Revisionism’s biggest risk

This week in April commemorates two monumental—literally, since both look down from Rushmore—American statesmen.

Wednesday marked the day Thomas Jefferson’s light first graced the world, and yesterday was the solemn reminder of the date when Abraham Lincoln’s was tragically and prematurely extinguished. Both had lives that shaped the nation and the world. Both lived in defining times, and both left a legacy of words in letters, speeches and declarations that are foundational to our democratic republic.

Jefferson visualized the dream of self-government in the U.S., and eloquently put forth its ideals, principles and requirements. Lincoln personified and epitomized it, and gave his life for the cause of preserving it intact.

Only one could ever know of the other (Honest Abe was 17 when Jefferson died in 1826) and Lincoln never underestimated the Sage of Monticello’s brilliance.

In an April 1859 letter to Massachusetts Republicans, he characterized Jefferson as “the man who, in the concrete pressure of a struggle for national independence by a single people, had the coolness, forecast, and capacity to introduce into a merely revolutionary document an abstract truth, applicable to all men and all times …

“The principles of Jefferson,” Lincoln wrote, “are the definitions and axioms of free society.”

Jefferson, even though he authored the document proclaiming American freedom through self-government, lived much of his life as a colonial subject. Lincoln was born an American citizen and knew firsthand the truest meaning of liberty, as experienced on the western frontier in Kentucky and Indiana.

Both recognized America’s enduring uniqueness—Jefferson first in theory and Lincoln later in full reality.

Indeed, in Lincoln’s most famous speech, he characterized the U.S. as such when he said “… that government of the people, by the people, for the people shall not perish from the earth.” Nearly 90 years after the United States declared independence, no nation had achieved self-government at a level to match America’s. Even now, another century-and-a-half since the Gettysburg Address, no other country has replicated the genius of our founders in like degree.

Yet there are those today who seek to tarnish our heritage by revising historical people and events using today’s context as a measuring stick.

Our founders were racists, revisionists say. Name a country that wasn’t racist in 1760, reason says. It was a time of world hierarchies based on and defined by racial distinctions.

Ditto for most of the civilized world in 1870. Our 15th Amendment led many other nations by decades on writing color-blind suffrage into a national charter. Legislative racial restrictions remained in place in many European colonies until the late 1950s and early 1960s.

The founding fathers were also chauvinists, revisionists say. All nations were sexist at the time, reason reminds. It would be more than 100 years after our own Constitution that New Zealand would become the first self-governing colony to give all women the right to vote in—but not stand for—parliamentary elections.

The United States granted women full equal suffrage ahead of Sweden, Italy, Great Britain, Spain, France and Belgium. We were 51 years ahead of Switzerland on the issue. Government-sponsored sexism still persists in many countries today.
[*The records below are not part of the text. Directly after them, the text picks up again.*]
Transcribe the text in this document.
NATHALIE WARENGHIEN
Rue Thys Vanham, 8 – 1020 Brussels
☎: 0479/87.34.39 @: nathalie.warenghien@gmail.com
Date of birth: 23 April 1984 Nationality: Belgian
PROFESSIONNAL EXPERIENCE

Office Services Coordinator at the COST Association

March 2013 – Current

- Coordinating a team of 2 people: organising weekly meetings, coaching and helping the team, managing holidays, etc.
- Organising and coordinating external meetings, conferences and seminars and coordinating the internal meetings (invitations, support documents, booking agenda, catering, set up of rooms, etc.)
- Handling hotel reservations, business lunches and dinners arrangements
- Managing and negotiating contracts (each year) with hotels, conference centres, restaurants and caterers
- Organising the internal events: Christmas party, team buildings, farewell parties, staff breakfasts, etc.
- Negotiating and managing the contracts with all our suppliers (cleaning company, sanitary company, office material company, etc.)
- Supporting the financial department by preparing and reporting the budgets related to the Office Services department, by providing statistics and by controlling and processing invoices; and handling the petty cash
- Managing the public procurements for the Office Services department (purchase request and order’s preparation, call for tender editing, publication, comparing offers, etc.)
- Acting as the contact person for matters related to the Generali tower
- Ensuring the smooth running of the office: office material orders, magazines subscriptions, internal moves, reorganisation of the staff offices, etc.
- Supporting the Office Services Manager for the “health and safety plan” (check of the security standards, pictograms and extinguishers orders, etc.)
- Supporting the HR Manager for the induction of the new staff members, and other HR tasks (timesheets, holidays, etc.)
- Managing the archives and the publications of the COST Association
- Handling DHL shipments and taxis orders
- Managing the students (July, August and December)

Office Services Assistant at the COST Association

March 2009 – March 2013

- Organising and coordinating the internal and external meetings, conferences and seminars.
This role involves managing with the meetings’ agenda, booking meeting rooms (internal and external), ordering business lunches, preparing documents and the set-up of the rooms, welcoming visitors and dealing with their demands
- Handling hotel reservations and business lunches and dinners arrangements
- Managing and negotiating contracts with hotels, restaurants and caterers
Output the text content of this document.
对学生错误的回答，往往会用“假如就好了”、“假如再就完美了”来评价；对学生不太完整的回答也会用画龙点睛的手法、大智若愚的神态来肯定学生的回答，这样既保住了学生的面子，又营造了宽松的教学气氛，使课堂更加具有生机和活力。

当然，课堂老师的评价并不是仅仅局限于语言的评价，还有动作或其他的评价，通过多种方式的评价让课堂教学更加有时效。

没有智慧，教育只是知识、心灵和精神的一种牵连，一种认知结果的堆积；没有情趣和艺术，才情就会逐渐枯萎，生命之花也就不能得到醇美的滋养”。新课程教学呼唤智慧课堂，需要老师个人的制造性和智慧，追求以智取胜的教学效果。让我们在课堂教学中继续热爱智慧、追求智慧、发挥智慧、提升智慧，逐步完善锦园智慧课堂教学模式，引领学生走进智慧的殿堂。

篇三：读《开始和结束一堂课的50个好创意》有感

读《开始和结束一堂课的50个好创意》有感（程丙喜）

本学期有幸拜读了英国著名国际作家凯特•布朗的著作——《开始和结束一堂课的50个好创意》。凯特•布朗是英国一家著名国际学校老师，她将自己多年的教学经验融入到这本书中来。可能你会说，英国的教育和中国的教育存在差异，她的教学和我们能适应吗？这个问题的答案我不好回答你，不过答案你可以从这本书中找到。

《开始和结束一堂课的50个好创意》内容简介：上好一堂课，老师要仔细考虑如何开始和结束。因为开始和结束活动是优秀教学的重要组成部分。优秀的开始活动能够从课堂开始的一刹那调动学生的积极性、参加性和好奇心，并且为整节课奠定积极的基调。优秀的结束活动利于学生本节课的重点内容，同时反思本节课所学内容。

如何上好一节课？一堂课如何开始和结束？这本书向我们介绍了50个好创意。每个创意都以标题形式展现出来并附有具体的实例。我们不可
It’s bad enough that revisionists want to apply 21st century standards to 18th century leaders and situations, but revisionism’s greatest peril is that it maligns the very thing that is the differentiator for our republic: the American citizens’ character.

Countless other countries have copied our constitution’s language and structure, only to fail at replicating our republican success. In a document that begins with “We the people” the critical factor is, in fact, the people.

Americans fresh from revolution and constitutional ratification embraced freedom with a core understanding that liberty was the opposite of reliance on government and its inherently oppressive nature. Self-government and self-sufficiency were symbiotic and proved catalytic for national prosperity.

Obviously there are people, events and instances in our history that warrant shame, condemnation and repudiation. That is true of all nations. What is not true of all others is the record of remarkable, world-changing self-government as devised and practiced in the United States.

Jefferson said it best: “Before the establishment of the American states, nothing was known to history but the man of the old world, crowded within limits either small or overcharged, and steeped in the vices which that situation generates,” he wrote to John Adams in 1813.

“A government adapted to such men would be one thing; but a very different one that for the man of these states … Every one [here], by his property, or by his satisfactory situation, is interested in the support of law and order.”

Revisionists don’t realize that in their smear campaign to rewrite history, their soily edits often blot out the very character necessities self-government requires.

If attitude is everything, as heard in adages from psychologists, educators and parents, sour revisionism curdles the character not only of its historical targets–but also of today’s generations challenged with meeting the obligations of self-government.

Self-government is hard enough for the well-educated and well-equipped; it may be impossible for the mis-educated and mis-equipped.